The optimal number of predictors can be anywhere from 2 to around 25. Increasing the number of predictors further reduces the accuracy, suggesting that there may be interdependent predictors that may be strongly correlated.
model_gb <- train(classe ~ ., data = training, method = "gbm", trControl = crossvalidation, verbose=FALSE)
pred_gb <- predict(model_gb, testdata)
conf_gb <- confusionMatrix(testdata$classe, pred_gb)
conf_gb$table
## Reference
## Prediction A B C D E
## A 1658 14 0 2 0
## B 25 1093 21 0 0
## C 0 20 991 13 2
## D 1 2 21 939 1
## E 2 10 9 14 1047
conf_rf$overall
## Accuracy Kappa AccuracyLower AccuracyUpper AccuracyNull
## 0.9943925 0.9929059 0.9921340 0.9961370 0.2856415
## AccuracyPValue McnemarPValue
## 0.0000000 NaN
plot(model_gb, main = "Effect of Maximum Tree Depth on Cross-Validation Accuracy")

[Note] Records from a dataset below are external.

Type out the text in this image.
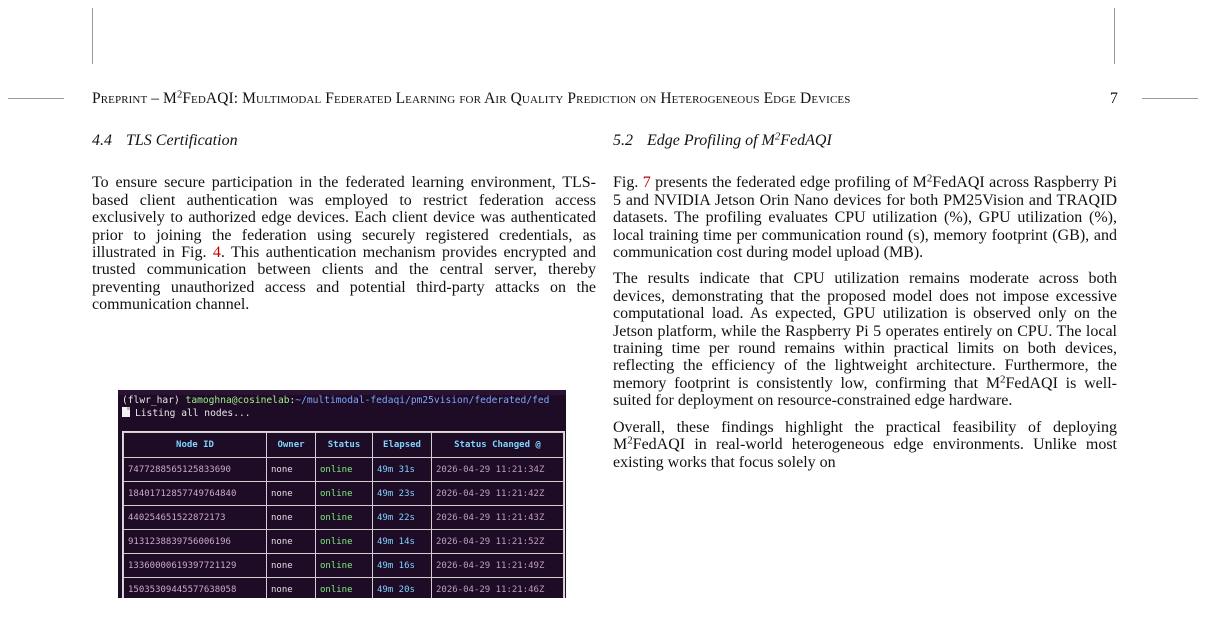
Preprint – $M^2FedAQI$: Multimodal Federated Learning for Air Quality Prediction on Heterogeneous Edge Devices	7
4.4 TLS Certification

To ensure secure participation in the federated learning environment, TLS-based client authentication was employed to restrict federation access exclusively to authorized edge devices. Each client device was authenticated prior to joining the federation using securely registered credentials, as illustrated in Fig. 4. This authentication mechanism provides encrypted and trusted communication between clients and the central server, thereby preventing unauthorized access and potential third-party attacks on the communication channel.

5.2 Edge Profiling of $M^2FedAQI$

Fig. 7 presents the federated edge profiling of $M^2FedAQI$ across Raspberry Pi 5 and NVIDIA Jetson Orin Nano devices for both PM25Vision and TRAQID datasets. The profiling evaluates CPU utilization (%), GPU utilization (%), local training time per communication round (s), memory footprint (GB), and communication cost during model upload (MB).

The results indicate that CPU utilization remains moderate across both devices, demonstrating that the proposed model does not impose excessive computational load. As expected, GPU utilization is observed only on the Jetson platform, while the Raspberry Pi 5 operates entirely on CPU. The local training time per round remains within practical limits on both devices, reflecting the efficiency of the lightweight architecture. Furthermore, the memory footprint is consistently low, confirming that $M^2FedAQI$ is well-suited for deployment on resource-constrained edge hardware.

Overall, these findings highlight the practical feasibility of deploying $M^2FedAQI$ in real-world heterogeneous edge environments. Unlike most existing works that focus solely on

(flwr_har) tamoghna@cosinelab:~/multimodal-fedaqi/pm25vision/federated/fed
Listing all nodes...
Node ID	Owner	Status	Elapsed	Status Changed @
7477288565125833690	none	online	49m 31s	2026-04-29 11:21:34Z
18401712857749764840	none	online	49m 23s	2026-04-29 11:21:42Z
440254651522872173	none	online	49m 22s	2026-04-29 11:21:43Z
9131238839756006196	none	online	49m 14s	2026-04-29 11:21:52Z
13360000619397721129	none	online	49m 16s	2026-04-29 11:21:49Z
15035309445577638058	none	online	49m 20s	2026-04-29 11:21:46Z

The accuracy obtained with a maximum tree depth of 3 and 10-fold cross validation is around 96%, which is pretty good, but inferior to that obtained by the Random Forest.
library(e1071)
model_svm <- svm(classe~., data = traindata, type = "C-classification", kernel = "radial", cost = 5, cross = 10)

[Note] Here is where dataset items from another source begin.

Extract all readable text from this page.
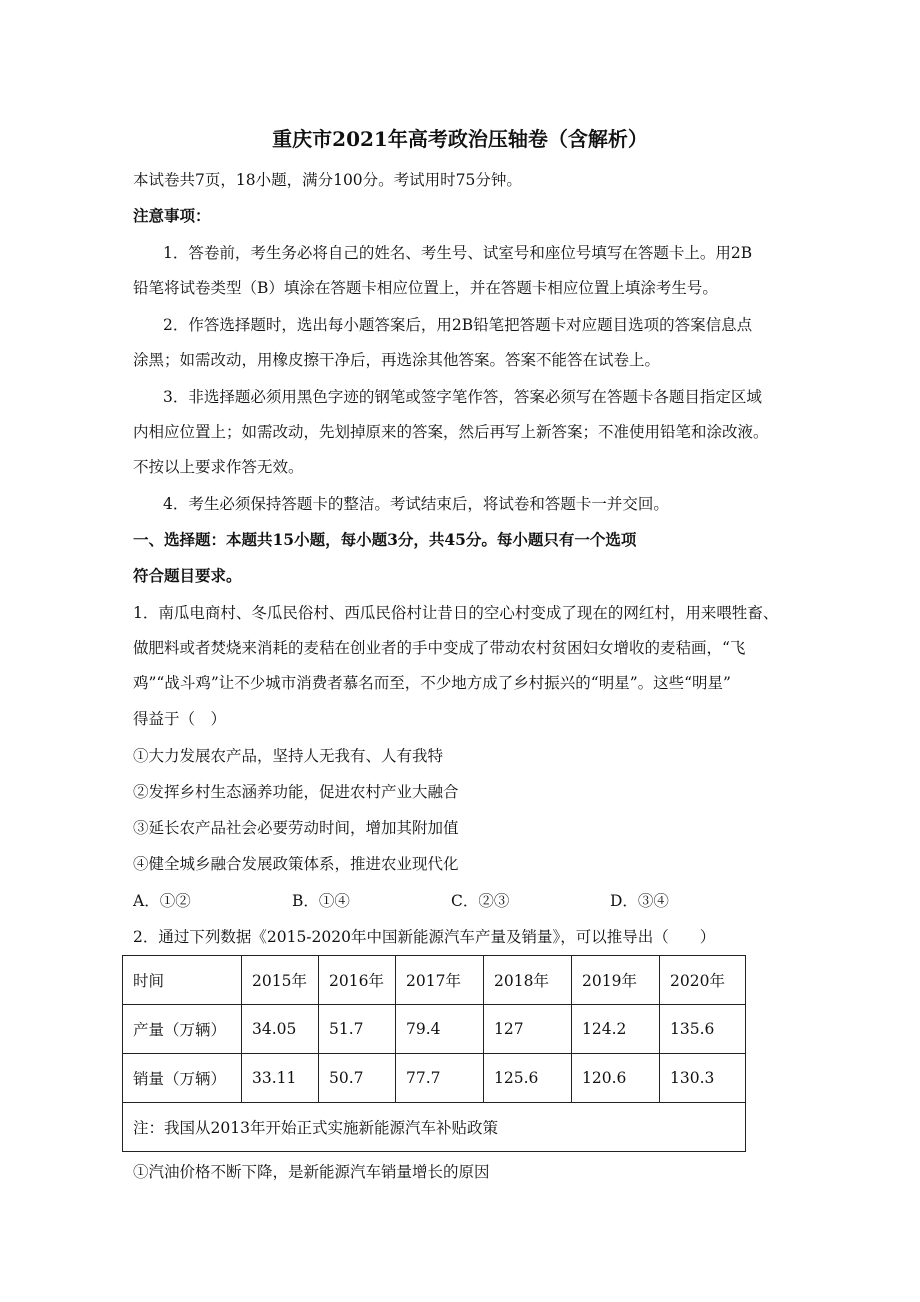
重庆市2021年高考政治压轴卷（含解析）
本试卷共7页，18小题，满分100分。考试用时75分钟。
注意事项：
1．答卷前，考生务必将自己的姓名、考生号、试室号和座位号填写在答题卡上。用2B
铅笔将试卷类型（B）填涂在答题卡相应位置上，并在答题卡相应位置上填涂考生号。
2．作答选择题时，选出每小题答案后，用2B铅笔把答题卡对应题目选项的答案信息点
涂黑；如需改动，用橡皮擦干净后，再选涂其他答案。答案不能答在试卷上。
3．非选择题必须用黑色字迹的钢笔或签字笔作答，答案必须写在答题卡各题目指定区域
内相应位置上；如需改动，先划掉原来的答案，然后再写上新答案；不准使用铅笔和涂改液。
不按以上要求作答无效。
4．考生必须保持答题卡的整洁。考试结束后，将试卷和答题卡一并交回。
一、选择题：本题共15小题，每小题3分，共45分。每小题只有一个选项
符合题目要求。
1．南瓜电商村、冬瓜民俗村、西瓜民俗村让昔日的空心村变成了现在的网红村，用来喂牲畜、
做肥料或者焚烧来消耗的麦秸在创业者的手中变成了带动农村贫困妇女增收的麦秸画，“飞
鸡”“战斗鸡”让不少城市消费者慕名而至，不少地方成了乡村振兴的“明星”。这些“明星”
得益于（　）
①大力发展农产品，坚持人无我有、人有我特
②发挥乡村生态涵养功能，促进农村产业大融合
③延长农产品社会必要劳动时间，增加其附加值
④健全城乡融合发展政策体系，推进农业现代化
A．①②	B．①④	C．②③	D．③④
2．通过下列数据《2015-2020年中国新能源汽车产量及销量》，可以推导出（　　）
时间	2015年	2016年	2017年	2018年	2019年	2020年
产量（万辆）	34.05	51.7	79.4	127	124.2	135.6
销量（万辆）	33.11	50.7	77.7	125.6	120.6	130.3
注：我国从2013年开始正式实施新能源汽车补贴政策						
①汽油价格不断下降，是新能源汽车销量增长的原因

pred_svm <- predict(model_svm, testdata)
conf_svm <- confusionMatrix(testdata$classe, pred_svm)
conf_svm$table
## Reference
## Prediction A B C D E
## A 1669 4 1 0 0
## B 22 1112 3 0 2
## C 1 12 1011 2 0
## D 0 0 58 906 0
## E 0 0 5 14 1063
conf_svm$overall
## Accuracy Kappa AccuracyLower AccuracyUpper AccuracyNull
## 0.9789295 0.9733368 0.9749289 0.9824449 0.2875106
## AccuracyPValue McnemarPValue
## 0.0000000 NaN
The accuracy obtained is around 80%, which, while not dismal by itself, stands no chance against the accuracy of the Random Forest model.
Thus we choose the Random Forest algorithm for the final testing.
We test our Random Forest model against the unseen test data that consists of 20 rows of observations.
predict(model_rf, test)
## [1] B A B A A E D B A A B C B A E E A B B B
## Levels: A B C D E
plot(predict(model_rf, test), main = "Test Results", ylab = "Count", xlab = "Exercise Activity", col = "steelblue")
Interestingly, our SVM and GB models also give identical results as can be seen below. However the results of the Decision tree are quite some way off.
predict(model_svm, test)
## 1 2 3 4 5 6 7 8 9 10 11 12 13 14 15 16 17 18 19 20
## B A B A A E D B A A B C B A E E A B B B
## Levels: A B C D E
predict(model_gb, test)
## [1] B A B A A E D B A A B C B A E E A B B B
## Levels: A B C D E
predict(model_dt, test)
## [1] C A C A A C C A A A C C C A C A A A A C
## Levels: A B C D E
Random forests are extremely accurate predictors and can be used to model large volumes of data. The given test samples appear to be conservative as the results from the lesser accurate Gradient Boosting and SVM algorithms mimic those from the highly accurate Random Forest.
10-fold cross-validation was used to minimize the effect of overfitting without compromising on the length of the datasets. Often, it may be advisable to omit covariates that are highly correlated in favour of obtaining better accuracies.
Velloso, E.; Bulling, A.; Gellersen, H.; Ugulino, W.; Fuks, H. Qualitative Activity Recognition of Weight Lifting Exercises - Proceedings of 4th International Conference in Cooperation with SIGCHI (Augmented Human ’13), Stuttgart, Germany: ACM SIGCHI, 2013.